The ease of use of things like the CSV package, DataFrames, and Plots and the interactivity of Julia within a notebook makes this all very understandable to a 10 year old. I recognize that probably python would work just as well, but it’s nice that Julia is sufficiently simple to be a good candidate. I can’t even imagine trying to teach a 10 year old how to do this in C++ for example, yet when they eventually want to crank on something fast, Julia will stand up!
Last week we talked about how gravity makes balls fall, and that if we drive fast with our hand out the window of the car the wind blows hard on our hands, so probably the faster you go the more wind slows you down.
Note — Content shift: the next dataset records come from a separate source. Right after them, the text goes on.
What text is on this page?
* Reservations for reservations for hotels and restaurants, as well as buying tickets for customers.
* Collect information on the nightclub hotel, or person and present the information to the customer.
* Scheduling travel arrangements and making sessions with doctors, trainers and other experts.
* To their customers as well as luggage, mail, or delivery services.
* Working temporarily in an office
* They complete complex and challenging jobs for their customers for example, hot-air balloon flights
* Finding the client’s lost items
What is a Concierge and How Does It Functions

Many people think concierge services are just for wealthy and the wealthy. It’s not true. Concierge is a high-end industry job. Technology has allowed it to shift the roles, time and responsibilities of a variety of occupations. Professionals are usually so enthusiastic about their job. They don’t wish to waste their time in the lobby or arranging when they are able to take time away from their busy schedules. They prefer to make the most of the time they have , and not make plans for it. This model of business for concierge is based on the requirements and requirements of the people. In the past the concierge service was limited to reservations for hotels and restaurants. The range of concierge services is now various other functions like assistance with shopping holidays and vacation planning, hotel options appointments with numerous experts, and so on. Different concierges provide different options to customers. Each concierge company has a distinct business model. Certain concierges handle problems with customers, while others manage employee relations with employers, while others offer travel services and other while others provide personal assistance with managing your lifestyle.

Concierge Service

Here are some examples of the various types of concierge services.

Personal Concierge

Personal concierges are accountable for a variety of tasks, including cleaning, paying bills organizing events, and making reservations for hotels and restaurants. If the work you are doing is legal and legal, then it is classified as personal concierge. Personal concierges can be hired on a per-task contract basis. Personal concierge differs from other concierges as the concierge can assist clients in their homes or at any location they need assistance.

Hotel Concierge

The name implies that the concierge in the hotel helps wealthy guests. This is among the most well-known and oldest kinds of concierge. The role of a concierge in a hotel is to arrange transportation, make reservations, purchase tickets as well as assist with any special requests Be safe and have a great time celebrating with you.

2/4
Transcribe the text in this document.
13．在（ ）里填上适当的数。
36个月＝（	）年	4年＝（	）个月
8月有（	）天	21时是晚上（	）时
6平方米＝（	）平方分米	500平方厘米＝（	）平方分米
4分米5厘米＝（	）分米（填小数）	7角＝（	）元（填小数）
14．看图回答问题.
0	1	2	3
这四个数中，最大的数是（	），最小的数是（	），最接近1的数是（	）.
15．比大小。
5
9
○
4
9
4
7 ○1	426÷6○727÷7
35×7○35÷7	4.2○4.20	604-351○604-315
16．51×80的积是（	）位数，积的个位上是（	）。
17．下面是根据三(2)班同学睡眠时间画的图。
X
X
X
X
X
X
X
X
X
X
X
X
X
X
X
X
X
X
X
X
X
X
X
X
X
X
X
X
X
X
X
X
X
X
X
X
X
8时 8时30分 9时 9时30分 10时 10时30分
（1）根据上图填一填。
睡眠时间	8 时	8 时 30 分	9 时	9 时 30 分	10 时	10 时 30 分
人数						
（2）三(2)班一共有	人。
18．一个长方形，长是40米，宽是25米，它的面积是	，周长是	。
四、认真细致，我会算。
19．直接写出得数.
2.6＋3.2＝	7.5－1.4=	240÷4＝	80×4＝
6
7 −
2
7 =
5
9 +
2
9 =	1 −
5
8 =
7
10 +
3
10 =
We used the basic idea that if we know what’s going on at a given moment, then a small time later what’s going on should be predictable by some small changes… and then wrote a simple loop to predict the fall times of a golf ball vs a sponge practice golf ball. We determined that if dropped from the height of our doorway the sponge ball should be 10-20 cm above the golf ball when the golf ball hits the ground. Then we used a “slow mo” setting on my android phone to video the ball drop, and captured this image frame of the golf ball (orange) hitting the ground, while the sponge ball (yellow) is still falling.
Thereby proving that Aristotle was right (or was it Newton and von Karman?)
Thanks to all the Julians who were involved in making these projects not just possible, but easy… including the core Julia developers, the developers of CSV, Plots, IJulia, the VSCode plugins and such.
I really think this should be more widely available in probably middle-school science curricula. It would be really cool to have some kind of access to Julia on the Chromebooks that are typically passed out to kids. Anyone have thoughts on how that could be made possible?